The fund will buy more local and foreign stocks and aims to cut the share of Japanese bonds in its portfolio to 35 percent as part of a strategy revamp announced Oct. 31. Until recently, more than half of the fund’s assets were invested in Japanese bonds, mainly government debt paying the lowest sovereign yield on the planet. The government wants to free GPIF from its current master, the Health Ministry, and has pushed the fund to broaden assets, hire proper investment professionals and use its might to push companies to increase profits. It’s one front in Prime Minister Shinzo Abe’s drive known as Abenomics to spur inflation and jolt Japan out of its two-decade-long economic slump. Higher consumer prices are already eroding the spending power of the measly payments from the country’s bonds. Add Japan’s demographic predicament — a shrinking population and a record number of people over 65 — and it’s clear that the fund must change. Investors the world over are taking note: Shifting GPIF’s asset allocation will pump an estimated $181 billion into global markets as money is redirected, though the fund didn’t give a time frame for the move.
GPIF invests for the two main state retirement systems, covering most pension savers in Japan. The fund pays more to retirees than it receives in contributions, and its returns have lagged peers that have more aggressive strategies. It earned an average of 2.8 percent in the nine years through March 2013. That compares with 5.2 percent for Norway’s Government Pension Fund Global and 7.3 percent for the California Public Employees’ Retirement System, or Calpers, the biggest managed U.S. fund. Norway is also trying to boost returns on its $849 billion hoard, which is fed by the country’s oil riches and is the biggest sovereign wealth fund. The $2.7 trillion U.S. Social Security Trust Fund has twice the assets of GPIF, though it isn’t actively managed and invests only in U.S. Treasuries. In 2005, President George W. Bush proposed a partial privatization of the fund to keep it solvent and was quickly shot down. Had it gone through, U.S. retirees would have had much more at stake when the 2008 financial crisis sent stocks tumbling.

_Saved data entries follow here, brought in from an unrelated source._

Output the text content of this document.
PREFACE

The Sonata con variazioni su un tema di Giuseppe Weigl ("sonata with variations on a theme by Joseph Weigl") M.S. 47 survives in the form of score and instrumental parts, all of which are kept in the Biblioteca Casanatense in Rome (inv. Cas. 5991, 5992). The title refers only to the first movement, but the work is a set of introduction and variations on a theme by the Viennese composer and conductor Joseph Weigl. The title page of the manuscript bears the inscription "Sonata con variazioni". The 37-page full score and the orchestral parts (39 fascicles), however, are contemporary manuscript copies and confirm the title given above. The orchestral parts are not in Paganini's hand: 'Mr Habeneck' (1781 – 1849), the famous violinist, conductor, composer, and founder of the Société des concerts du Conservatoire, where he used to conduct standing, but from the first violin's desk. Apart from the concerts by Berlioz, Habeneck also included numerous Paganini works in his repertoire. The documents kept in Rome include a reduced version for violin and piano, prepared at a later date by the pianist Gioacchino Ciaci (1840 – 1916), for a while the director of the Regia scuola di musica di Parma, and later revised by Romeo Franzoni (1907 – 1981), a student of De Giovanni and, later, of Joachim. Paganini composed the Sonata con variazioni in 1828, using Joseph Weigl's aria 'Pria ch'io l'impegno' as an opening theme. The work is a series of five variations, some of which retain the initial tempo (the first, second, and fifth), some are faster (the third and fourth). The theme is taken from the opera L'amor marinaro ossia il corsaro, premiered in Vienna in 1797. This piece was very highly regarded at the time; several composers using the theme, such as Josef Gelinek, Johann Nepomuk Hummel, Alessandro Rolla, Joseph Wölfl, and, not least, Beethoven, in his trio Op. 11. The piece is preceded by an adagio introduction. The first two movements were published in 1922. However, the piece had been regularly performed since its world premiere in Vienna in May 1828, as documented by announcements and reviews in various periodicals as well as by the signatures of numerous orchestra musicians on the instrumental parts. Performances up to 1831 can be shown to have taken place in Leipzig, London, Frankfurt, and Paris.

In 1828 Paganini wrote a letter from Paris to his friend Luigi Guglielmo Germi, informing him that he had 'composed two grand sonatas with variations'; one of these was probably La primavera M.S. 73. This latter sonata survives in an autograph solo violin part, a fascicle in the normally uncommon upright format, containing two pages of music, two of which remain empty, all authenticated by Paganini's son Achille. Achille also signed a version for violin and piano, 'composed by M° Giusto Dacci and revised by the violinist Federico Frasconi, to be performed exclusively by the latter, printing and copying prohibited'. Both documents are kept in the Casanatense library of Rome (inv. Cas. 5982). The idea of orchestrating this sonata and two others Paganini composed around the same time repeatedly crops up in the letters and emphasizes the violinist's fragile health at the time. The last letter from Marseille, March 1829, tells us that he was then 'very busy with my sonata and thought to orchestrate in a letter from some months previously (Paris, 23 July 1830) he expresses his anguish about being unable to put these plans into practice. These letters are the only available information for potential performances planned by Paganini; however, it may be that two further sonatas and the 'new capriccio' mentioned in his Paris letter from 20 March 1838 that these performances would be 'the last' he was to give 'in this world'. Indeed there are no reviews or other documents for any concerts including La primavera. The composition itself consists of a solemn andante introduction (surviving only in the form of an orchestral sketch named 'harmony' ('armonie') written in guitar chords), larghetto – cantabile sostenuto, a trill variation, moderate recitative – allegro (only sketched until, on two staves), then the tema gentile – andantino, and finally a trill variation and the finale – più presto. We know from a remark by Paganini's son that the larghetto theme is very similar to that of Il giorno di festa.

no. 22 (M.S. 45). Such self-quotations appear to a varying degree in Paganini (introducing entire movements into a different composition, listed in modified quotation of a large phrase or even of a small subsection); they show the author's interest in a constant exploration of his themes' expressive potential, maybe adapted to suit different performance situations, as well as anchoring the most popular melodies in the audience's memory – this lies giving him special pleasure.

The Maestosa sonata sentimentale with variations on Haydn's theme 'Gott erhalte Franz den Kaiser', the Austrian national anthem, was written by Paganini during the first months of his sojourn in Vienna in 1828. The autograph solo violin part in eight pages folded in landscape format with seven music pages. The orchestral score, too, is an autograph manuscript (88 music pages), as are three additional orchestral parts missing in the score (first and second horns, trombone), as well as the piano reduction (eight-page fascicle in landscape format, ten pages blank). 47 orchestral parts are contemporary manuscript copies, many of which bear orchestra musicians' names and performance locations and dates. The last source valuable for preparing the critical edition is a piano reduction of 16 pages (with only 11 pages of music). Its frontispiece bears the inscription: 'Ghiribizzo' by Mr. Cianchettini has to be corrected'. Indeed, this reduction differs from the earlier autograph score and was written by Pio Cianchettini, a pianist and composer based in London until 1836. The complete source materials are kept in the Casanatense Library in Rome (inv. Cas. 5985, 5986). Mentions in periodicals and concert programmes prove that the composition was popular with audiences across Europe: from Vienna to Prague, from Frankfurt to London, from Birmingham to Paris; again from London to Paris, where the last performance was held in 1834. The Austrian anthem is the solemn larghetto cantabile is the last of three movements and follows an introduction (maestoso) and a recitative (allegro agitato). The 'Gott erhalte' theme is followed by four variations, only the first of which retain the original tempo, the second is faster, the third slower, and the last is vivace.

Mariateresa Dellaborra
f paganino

GPIF’s managers argue that the fund’s sole responsibility is to Japan’s past and present workers and that it must not stray from its central mission. Returns have beaten growth in wages, which haven’t risen more than 1 percent annually since 1997, and Takahiro Mitani, GPIF’s president, insists that inflation isn’t the threat some think it is. The fund shouldn’t be hijacked by politicians to reignite a stalled rally in the nation’s stocks, he says. Lawmakers’ plans to change GPIF are part of a broader drive to reshape Japan. With the return on equity of Japanese companies stuck at just over half the global average, a new government stewardship code is encouraging the country’s hitherto silent institutions to press companies they own to improve. Tokyo’s stock exchange has also introduced an index of companies that reward shareholders well, partly to guide GPIF on what to buy. The fund has trimmed its bond holdings in the last year while taking small steps on the road to reform, like removing a cap on salaries for investment experts and hiring an activist fund to help with stock management. GPIF’s move to buy more stocks and riskier assets marks a bigger shift. Another is expected when Abe’s government puts forward legislation to create a board of directors to take power from the fund’s president.